The first translation table entry is reserved for the kernel. It maps the first 1MB of physical memory
to address 0-0x00100000. This section has a 256 byte small page table. Each 4096 byte page is mapped
to the corresponding page of physical memory with the appropriate permission bits set:
| Page | Address | Purpose | Permissions | Notes |
|---|---|---|---|---|
0 |
0-0xfff |
Reserved | rwx |
System use (interrupt vectors, ATAGS, etc.) |
1 |
0x1000 - 0x1fff |
Interrupt stack | rw- |
|
2 |
0x2000 - 0x2fff |
Page fault stack | rw- |
|
3 |
0x3000 - 0x3fff |
Reserved stack | rw- |
For future stack use |
4 - 7 |
0x4000 - 0x7fff |
Kernel stack | rw- |
|
8 - 255 |
0x8000 - 0xfffff |
Kernel code/data | .code (--x), .rodata (r--), .bss (rw-), heap (rw-) |
Each segment takes up as many pages as needed |
Each user processes has a 4GB virtual memory space. Each process has its own translation table with 4096 1MB section entries, taking up 16KB. Each section entry maps to a page table covering 256 small pages (4096 bytes each). Since translation and page tables need to reside in physical memory, allocation is simplified by always allocating a 16KB block whether for the translation table or a set of page tables. So with each allocation 16 page tables are created and assigned to 16 consecutive translation table entries. Initially each page is marked as inaccessible. When an attempt is made to access that page a fault occurs. Again, to simplify allocation a 16KB block of memory is allocated and assigned to 4 consecutive page tables.
Some Raspberry Pi boards have 512MB of physical RAM, others have 1GB. This memory is conceptually divided into 1MB memory sections which can be mapped from virtual space using a translation table. The first 1MB physical block is used by the kernel. It holds system space (interrupt vectors and ATAGS), several stacks, the kernel code/data, a kernel heap and the translation table (16KB) and a page table (4KB). The rest of the memory (511MB or 999MB) is split into 16K block and used to satisfy page request from user processes. On startup, these blocks are added to a free list by linking them to one another by a pointer in the first 4 bytes of the block. When a block is allocated it is removed from the head of the free list and the head is pointed to the next block. When a block is freed, it is added to the head of the list and the previous head is linked to from the freed block.
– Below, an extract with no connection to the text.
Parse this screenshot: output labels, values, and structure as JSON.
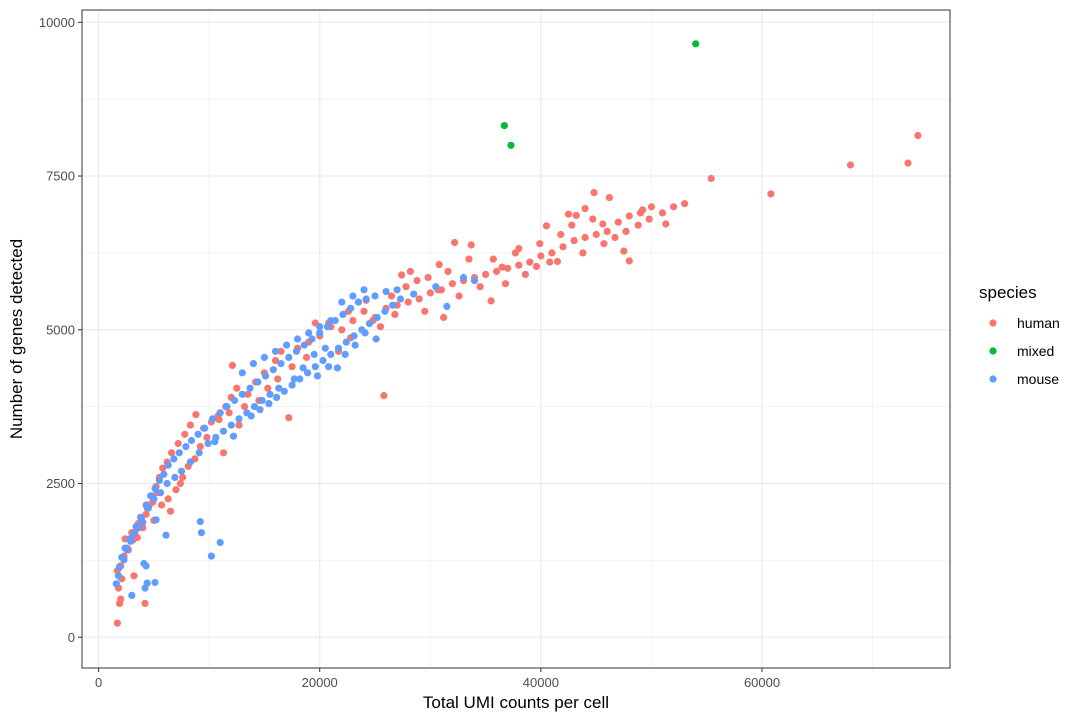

When in a user process, it's not possible to make a system call (e.g., getSystemTime()). An attempt to call an address where you thought that function lived would at best generate a permission exception. So the SWI instruction is used. This instruction generates a software interrupt, which switches into supervisor mode and jumps to the SWI handler. On entry, any passed params are in the first 4 registers or on the stack and the return address is in the link register,just like in a normal function call. In order to know which function has been called, stubs are used. Here's an example. Let's say there's a read system call with this signature:
uint32_t read(uint32_t port);
This would call a function in user space which would execute a version of the SWI instruction with a code in the lower 24 bits indicating that this is the read function. When executed, the SWI interrupt fires, the handler reads the SWI instruction to extract the lower 24 bits and then uses a table look to call the actual read system function. The port parameter is passed in R0 and the return value is placed in R0. Ideally this would be an inline function which simply inserts the appropriate SWI instruction.